Diversidade

UMA BREVE REFLEXÃO SOBRE A INTOLERÂNCIA RELIGIOSA

Bàbálòrìsà Sergio

26/08/2021 13h26Atualizado há 4 semanas
Por: REDAÇÃO

Advogado Hédio Silva Júnior, ex-secretário estadual da Justiça, declarou em sustentação oral que a norma também viola leis federais que já tratam de maus tratos contra animais e discrimina religiões ao presumir que todo abate desses seres é errado, enquanto a morte para fins comerciais é sempre muito comum. 

Assim início este texto, sobre o abate religioso de animais 

Este ato nas religiões de matriz África, não pratica crueldade. Não pratica maus tratos.  Animais mortos e jogados em estradas e viadutos, não têm nenhuma relação com o Candomblé e demais religiões de matriz africana. Entendemos ser uma aberração e descabida barbárie, praticada por pessoas  banalizando, uma religião milenar 

Não se trata de sacrifício ou de sacralização para fins de entretenimento, mas sim para fins exercício de um direito fundamental que é a liberdade religiosa.
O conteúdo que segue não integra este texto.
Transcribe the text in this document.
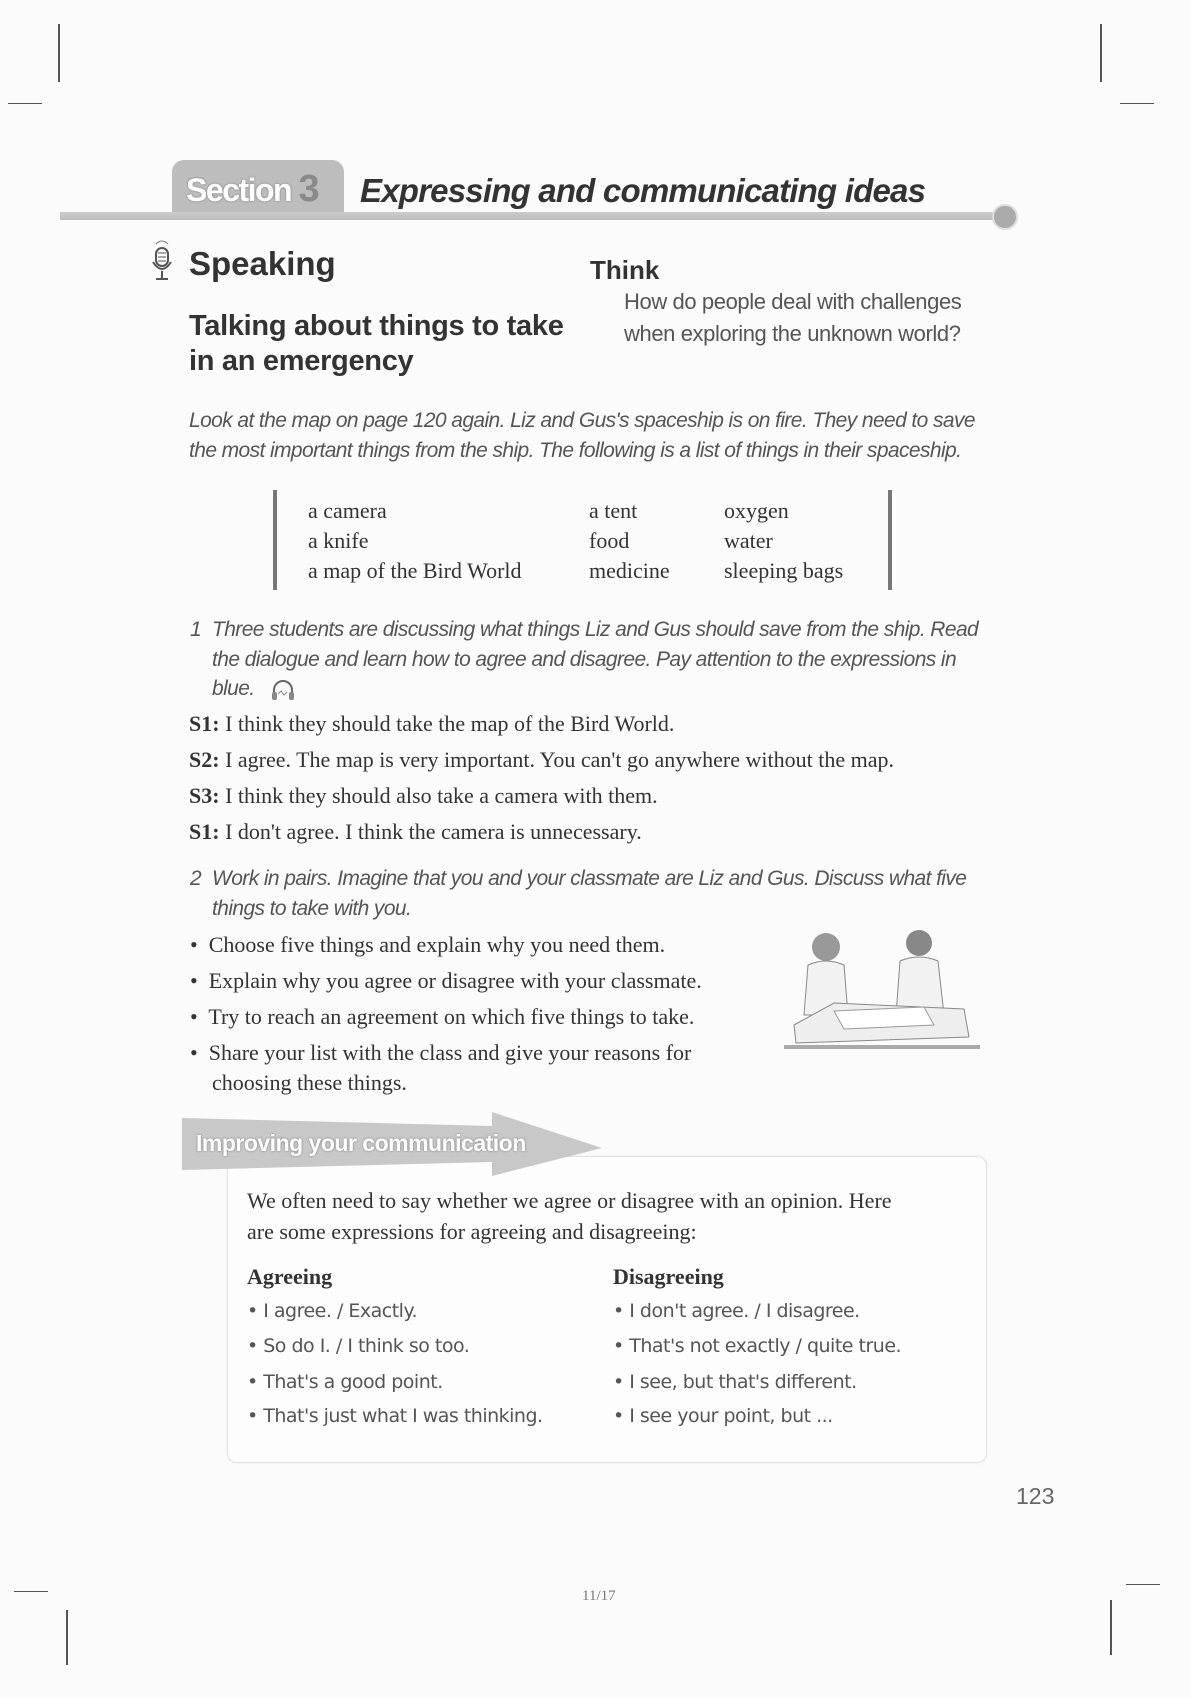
Section 3 Expressing and communicating ideas
Speaking
Talking about things to take
in an emergency
Think
How do people deal with challenges
when exploring the unknown world?
Look at the map on page 120 again. Liz and Gus's spaceship is on fire. They need to save
the most important things from the ship. The following is a list of things in their spaceship.
a camera
a knife
a map of the Bird World
a tent
food
medicine
oxygen
water
sleeping bags
1 Three students are discussing what things Liz and Gus should save from the ship. Read
the dialogue and learn how to agree and disagree. Pay attention to the expressions in
blue.
S1: I think they should take the map of the Bird World.
S2: I agree. The map is very important. You can't go anywhere without the map.
S3: I think they should also take a camera with them.
S1: I don't agree. I think the camera is unnecessary.
2 Work in pairs. Imagine that you and your classmate are Liz and Gus. Discuss what five
things to take with you.
•  Choose five things and explain why you need them.
•  Explain why you agree or disagree with your classmate.
•  Try to reach an agreement on which five things to take.
•  Share your list with the class and give your reasons for
choosing these things.
Improving your communication
We often need to say whether we agree or disagree with an opinion. Here
are some expressions for agreeing and disagreeing:
Agreeing	Disagreeing
• I agree. / Exactly.
• So do I. / I think so too.
• That's a good point.
• That's just what I was thinking.
• I don't agree. / I disagree.
• That's not exactly / quite true.
• I see, but that's different.
• I see your point, but ...
123
11/17
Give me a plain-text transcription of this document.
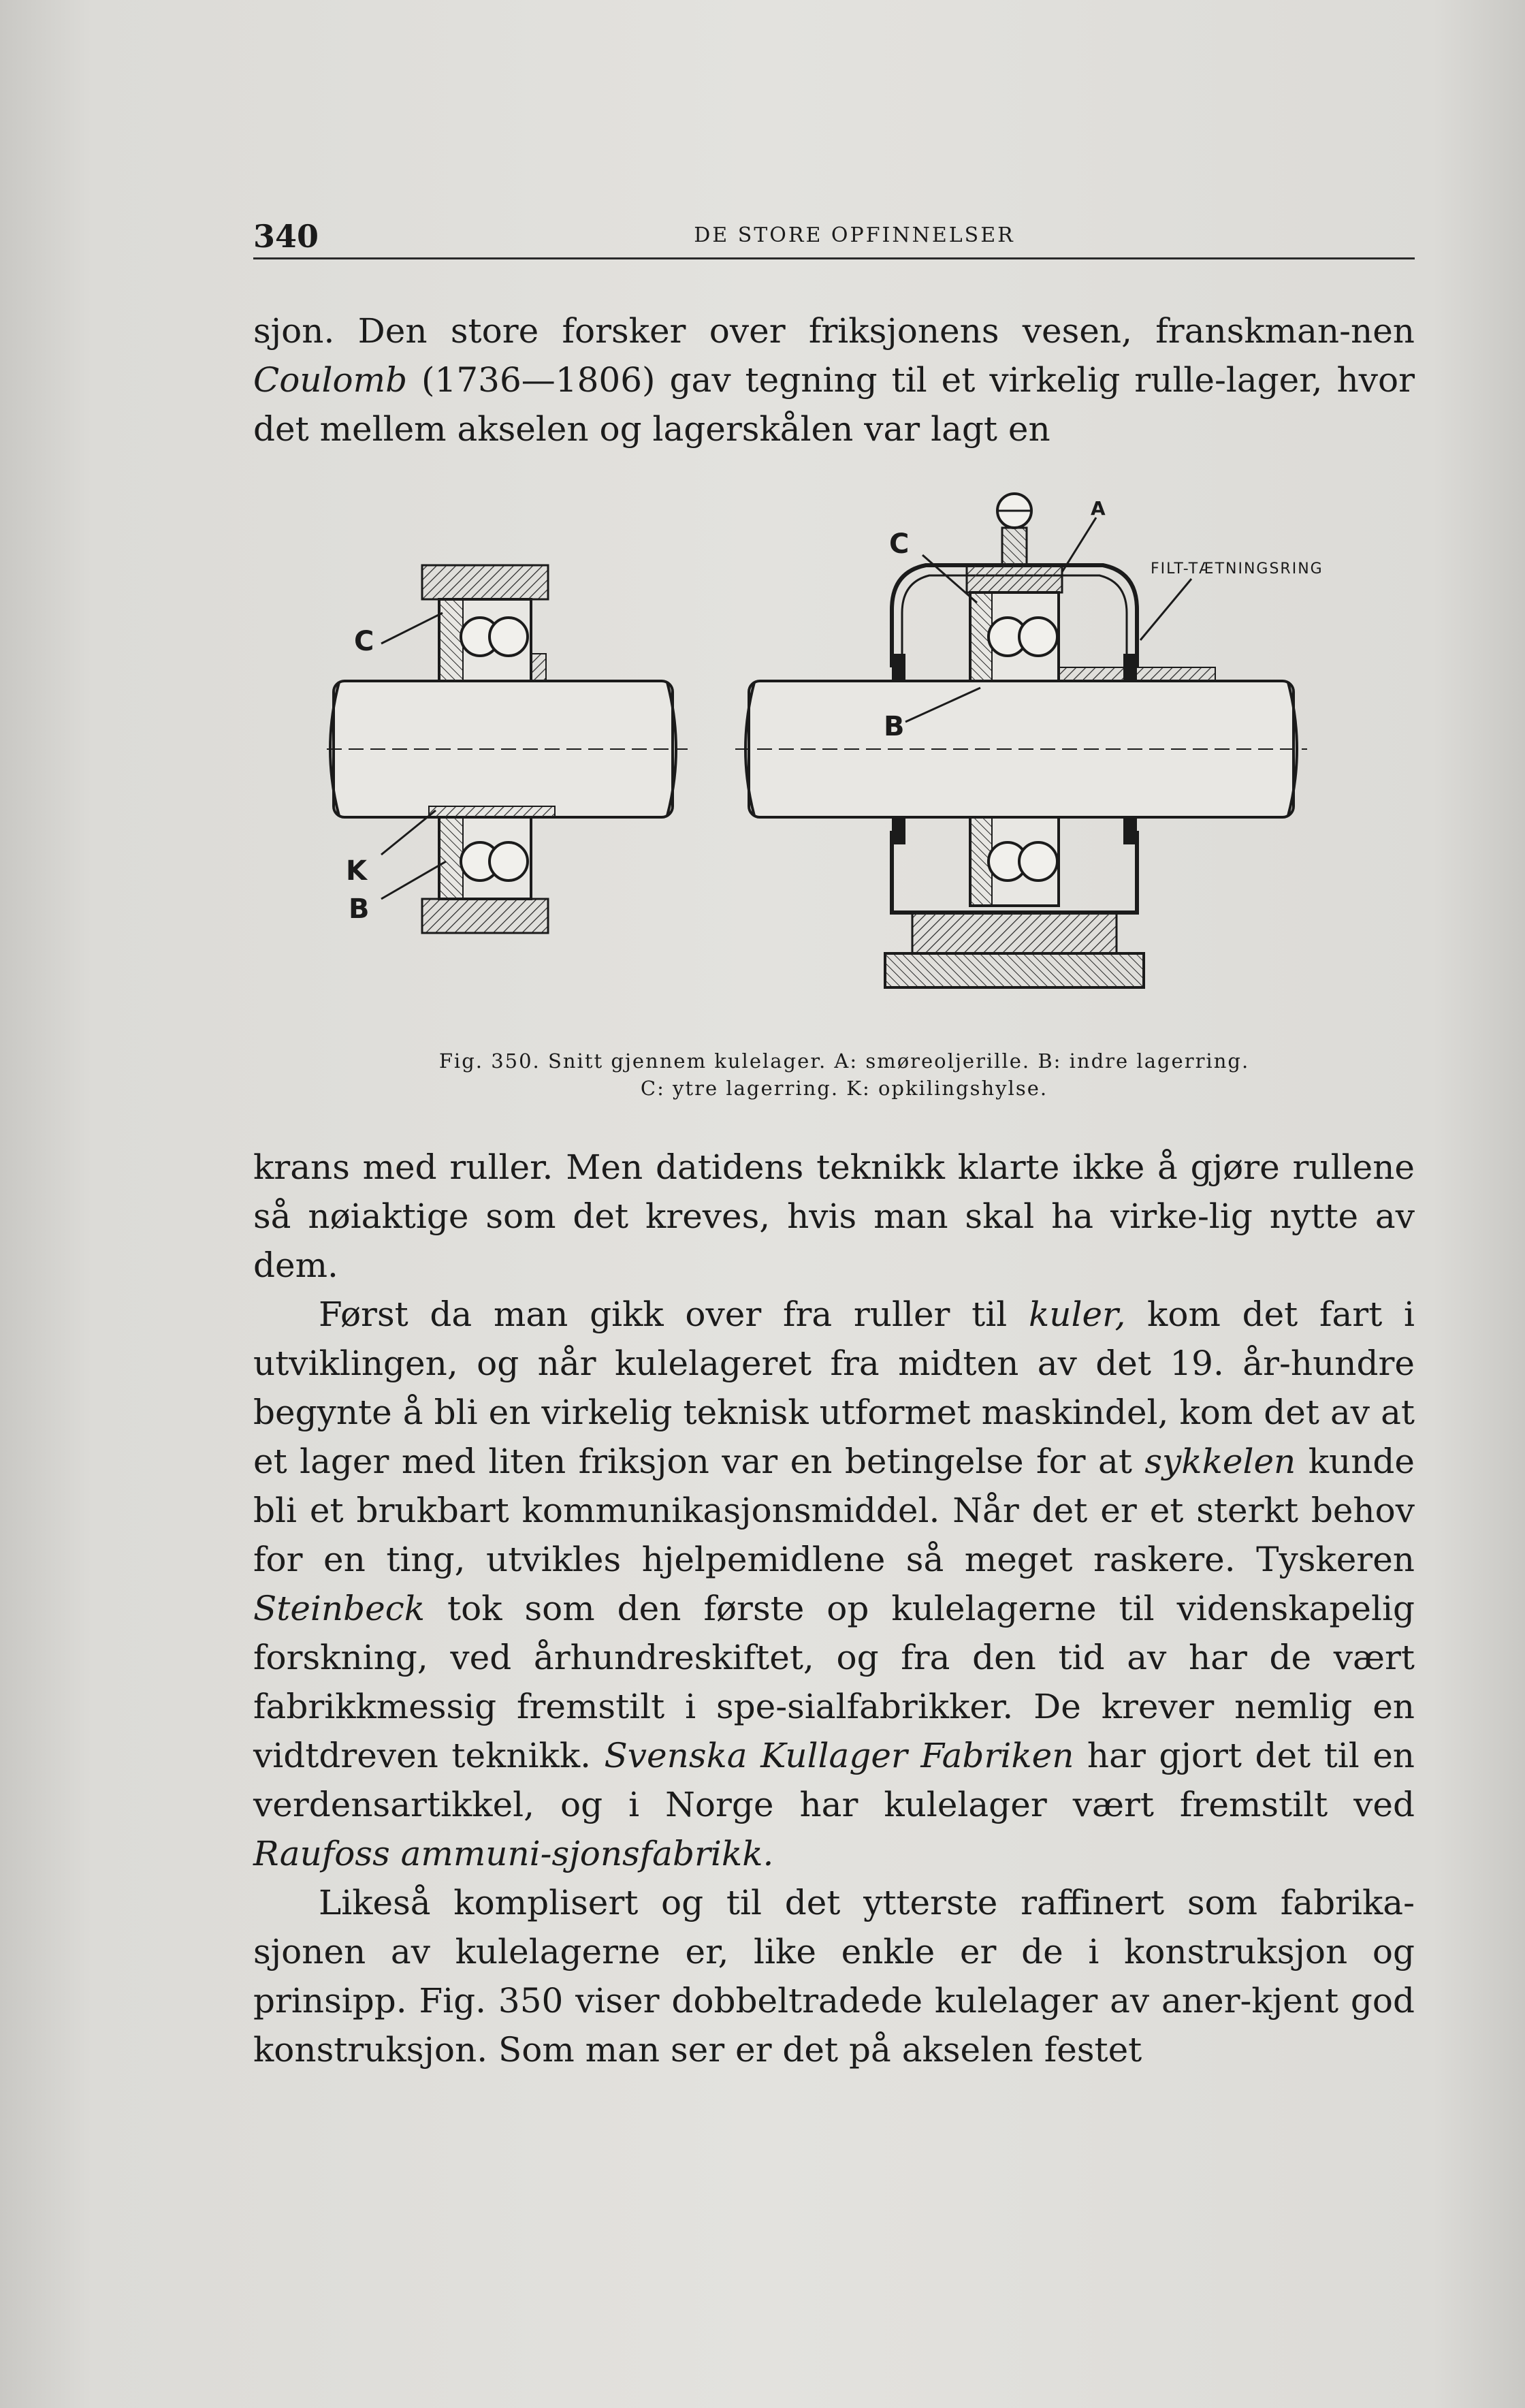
340	DE STORE OPFINNELSER

sjon. Den store forsker over friksjonens vesen, franskman-nen Coulomb (1736—1806) gav tegning til et virkelig rulle-lager, hvor det mellem akselen og lagerskålen var lagt en

C
K
B
C
A
FILT-TÆTNINGSRING
B
Fig. 350. Snitt gjennem kulelager. A: smøreoljerille. B: indre lagerring.
C: ytre lagerring. K: opkilingshylse.

krans med ruller. Men datidens teknikk klarte ikke å gjøre rullene så nøiaktige som det kreves, hvis man skal ha virke-lig nytte av dem.

Først da man gikk over fra ruller til kuler, kom det fart i utviklingen, og når kulelageret fra midten av det 19. år-hundre begynte å bli en virkelig teknisk utformet maskindel, kom det av at et lager med liten friksjon var en betingelse for at sykkelen kunde bli et brukbart kommunikasjonsmiddel. Når det er et sterkt behov for en ting, utvikles hjelpemidlene så meget raskere. Tyskeren Steinbeck tok som den første op kulelagerne til videnskapelig forskning, ved århundreskiftet, og fra den tid av har de vært fabrikkmessig fremstilt i spe-sialfabrikker. De krever nemlig en vidtdreven teknikk. Svenska Kullager Fabriken har gjort det til en verdensartikkel, og i Norge har kulelager vært fremstilt ved Raufoss ammuni-sjonsfabrikk.

Likeså komplisert og til det ytterste raffinert som fabrika-sjonen av kulelagerne er, like enkle er de i konstruksjon og prinsipp. Fig. 350 viser dobbeltradede kulelager av aner-kjent god konstruksjon. Som man ser er det på akselen festet
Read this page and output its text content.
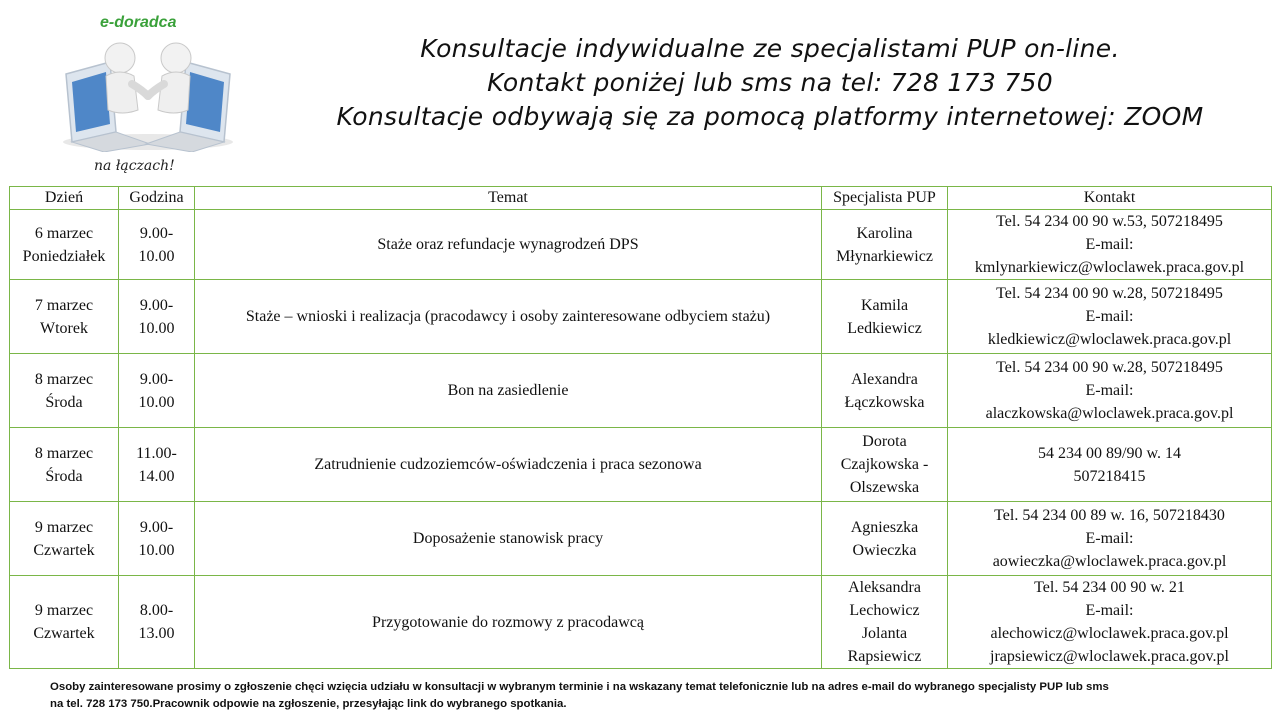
e-doradca
na łączach!
Konsultacje indywidualne ze specjalistami PUP on-line.
Kontakt poniżej lub sms na tel: 728 173 750
Konsultacje odbywają się za pomocą platformy internetowej: ZOOM
Dzień	Godzina	Temat	Specjalista PUP	Kontakt

6 marzec
Poniedziałek	9.00-
10.00	Staże oraz refundacje wynagrodzeń DPS	Karolina
Młynarkiewicz	Tel. 54 234 00 90 w.53, 507218495
E-mail:
kmlynarkiewicz@wloclawek.praca.gov.pl

7 marzec
Wtorek	9.00-
10.00	Staże – wnioski i realizacja (pracodawcy i osoby zainteresowane odbyciem stażu)	Kamila
Ledkiewicz	Tel. 54 234 00 90 w.28, 507218495
E-mail:
kledkiewicz@wloclawek.praca.gov.pl

8 marzec
Środa	9.00-
10.00	Bon na zasiedlenie	Alexandra
Łączkowska	Tel. 54 234 00 90 w.28, 507218495
E-mail:
alaczkowska@wloclawek.praca.gov.pl

8 marzec
Środa	11.00-
14.00	Zatrudnienie cudzoziemców-oświadczenia i praca sezonowa	Dorota
Czajkowska -
Olszewska	54 234 00 89/90 w. 14
507218415

9 marzec
Czwartek	9.00-
10.00	Doposażenie stanowisk pracy	Agnieszka
Owieczka	Tel. 54 234 00 89 w. 16, 507218430
E-mail:
aowieczka@wloclawek.praca.gov.pl

9 marzec
Czwartek	8.00-
13.00	Przygotowanie do rozmowy z pracodawcą	Aleksandra
Lechowicz
Jolanta
Rapsiewicz	Tel. 54 234 00 90 w. 21
E-mail:
alechowicz@wloclawek.praca.gov.pl
jrapsiewicz@wloclawek.praca.gov.pl
Osoby zainteresowane prosimy o zgłoszenie chęci wzięcia udziału w konsultacji w wybranym terminie i na wskazany temat telefonicznie lub na adres e-mail do wybranego specjalisty PUP lub sms
na tel. 728 173 750.Pracownik odpowie na zgłoszenie, przesyłając link do wybranego spotkania.
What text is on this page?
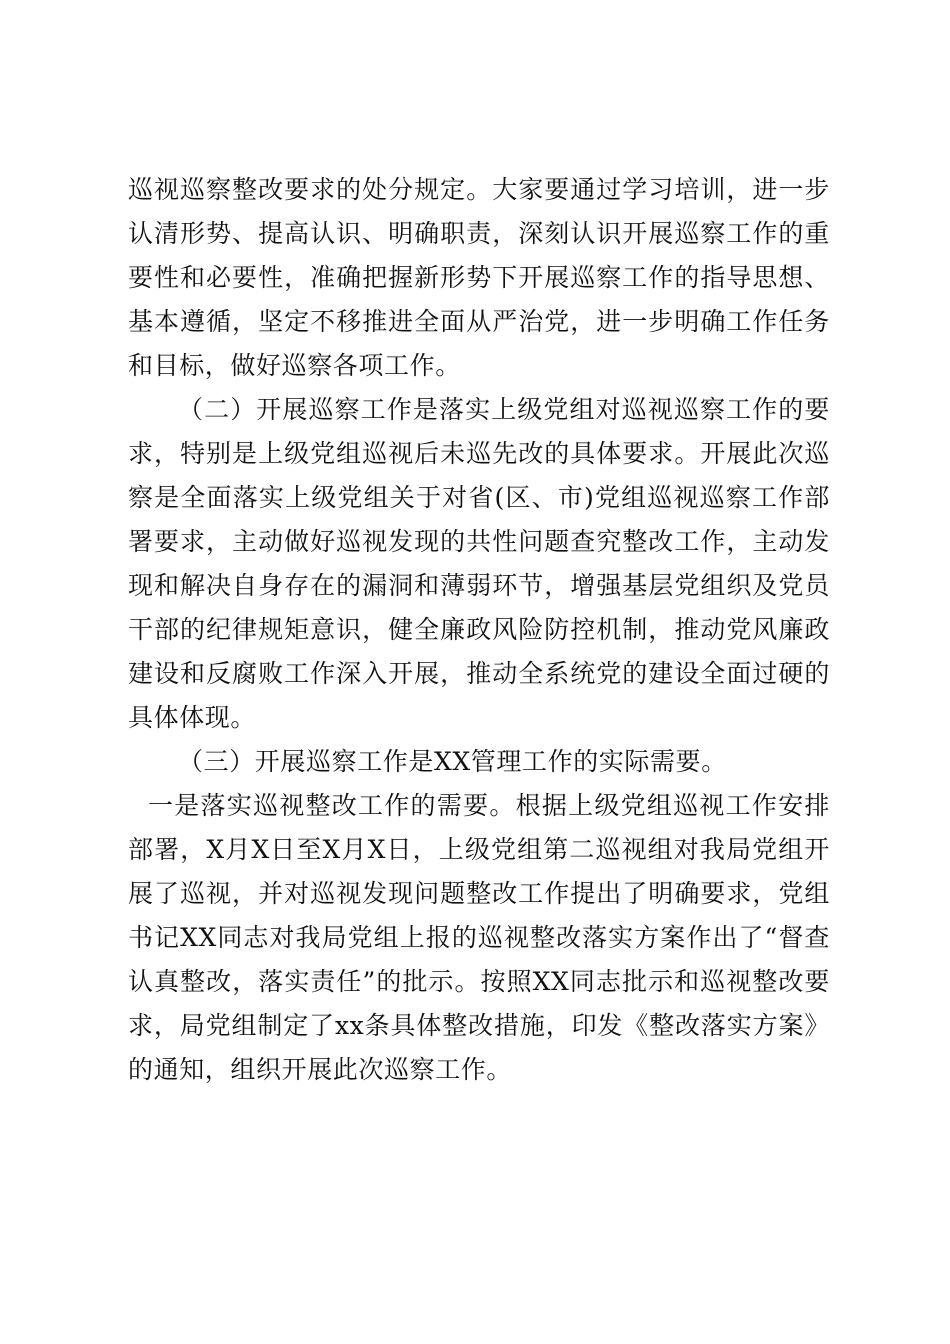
巡视巡察整改要求的处分规定。大家要通过学习培训，进一步
认清形势、提高认识、明确职责，深刻认识开展巡察工作的重
要性和必要性，准确把握新形势下开展巡察工作的指导思想、
基本遵循，坚定不移推进全面从严治党，进一步明确工作任务
和目标，做好巡察各项工作。
（二）开展巡察工作是落实上级党组对巡视巡察工作的要
求，特别是上级党组巡视后未巡先改的具体要求。开展此次巡
察是全面落实上级党组关于对省(区、市)党组巡视巡察工作部
署要求，主动做好巡视发现的共性问题查究整改工作，主动发
现和解决自身存在的漏洞和薄弱环节，增强基层党组织及党员
干部的纪律规矩意识，健全廉政风险防控机制，推动党风廉政
建设和反腐败工作深入开展，推动全系统党的建设全面过硬的
具体体现。
（三）开展巡察工作是XX管理工作的实际需要。
一是落实巡视整改工作的需要。根据上级党组巡视工作安排
部署，X月X日至X月X日，上级党组第二巡视组对我局党组开
展了巡视，并对巡视发现问题整改工作提出了明确要求，党组
书记XX同志对我局党组上报的巡视整改落实方案作出了“督查
认真整改，落实责任”的批示。按照XX同志批示和巡视整改要
求，局党组制定了xx条具体整改措施，印发《整改落实方案》
的通知，组织开展此次巡察工作。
Não existe tratamento cruel desses animais. 

Pelo contrário. A sacralização deve ser conduzida sem o sofrimentodo animal, com assepsia e rezas que fundamentam a religião 

Num julgamento há bem pouco tempo o STF decidiu que sacrifício de animais em cultos religiosos é constitucional 

Decisão unânime tem repercussão geral e deverá ser seguida por juízes e tribunais de todo o país. 

Sacrifício animal é a imolação ritualizada de um animal e a distribuição de suas partes entre os Orixás e os seres-humanos, é um dos rituais religiosos mais difundidos da história humana. 

Inclusive em outras religiões, como por exemplo o

Islamismo é uma religião caracterizada por forte extremismo, e o sacrifício dos animais é uma prática frequente. Os muçulmanos baseiam sua fé no Alcorão (o livro sagrado), no profeta Maomé e em Alá 12.

O ritual de oferta de animais se dá na Festa de Sacrifício (Eid ul-Adha), que tem duração de quatro dias e ocorre 70 dias após o Ramadã. Na festa se ofertam animais como carneiro, bode, boi ou cobra. Não há limite de sacrifícios, sendo a única exigência que o animal seja macho, adulto e saudável 12. O ritual é uma homenagem ao profeta Ibraim, que ofereceu seu filho em sacrifício a pedido de Alá. O ritual é invocado o nome de Alá, como uma espécie de permissão para se comer a carne do animal oferecido.

A doutrina islâmica permite o consumo da carne de alguns animais, desde que sejam abatidos segundo os rituais islâmicos (Zabihah). Em árabe, halal significa “legal” ou “permitido”. Os muçulmanos só podem consumir alimentos halal, que são os obtidos de acordo com os preceitos e as normas ditadas pelo Alcorão e pela jurisprudência islâmica. 

Entretanto pessoas que são tementes a Òrìsà e as religiões de matriz África, de responsabilidade, compromisso e comprometimento religioso, pois a Natureza é realmente nossa religião, reconhecem o 

Artigo 225 da Constituição Federal

Todos têm direito ao meio ambiente ecologicamente equilibrado, bem de uso comum do povo e essencial à sadia qualidade de vida, impondo-se ao poder público e à coletividade o dever de defendê-lo e preservá-lo para as presentes e futuras gerações.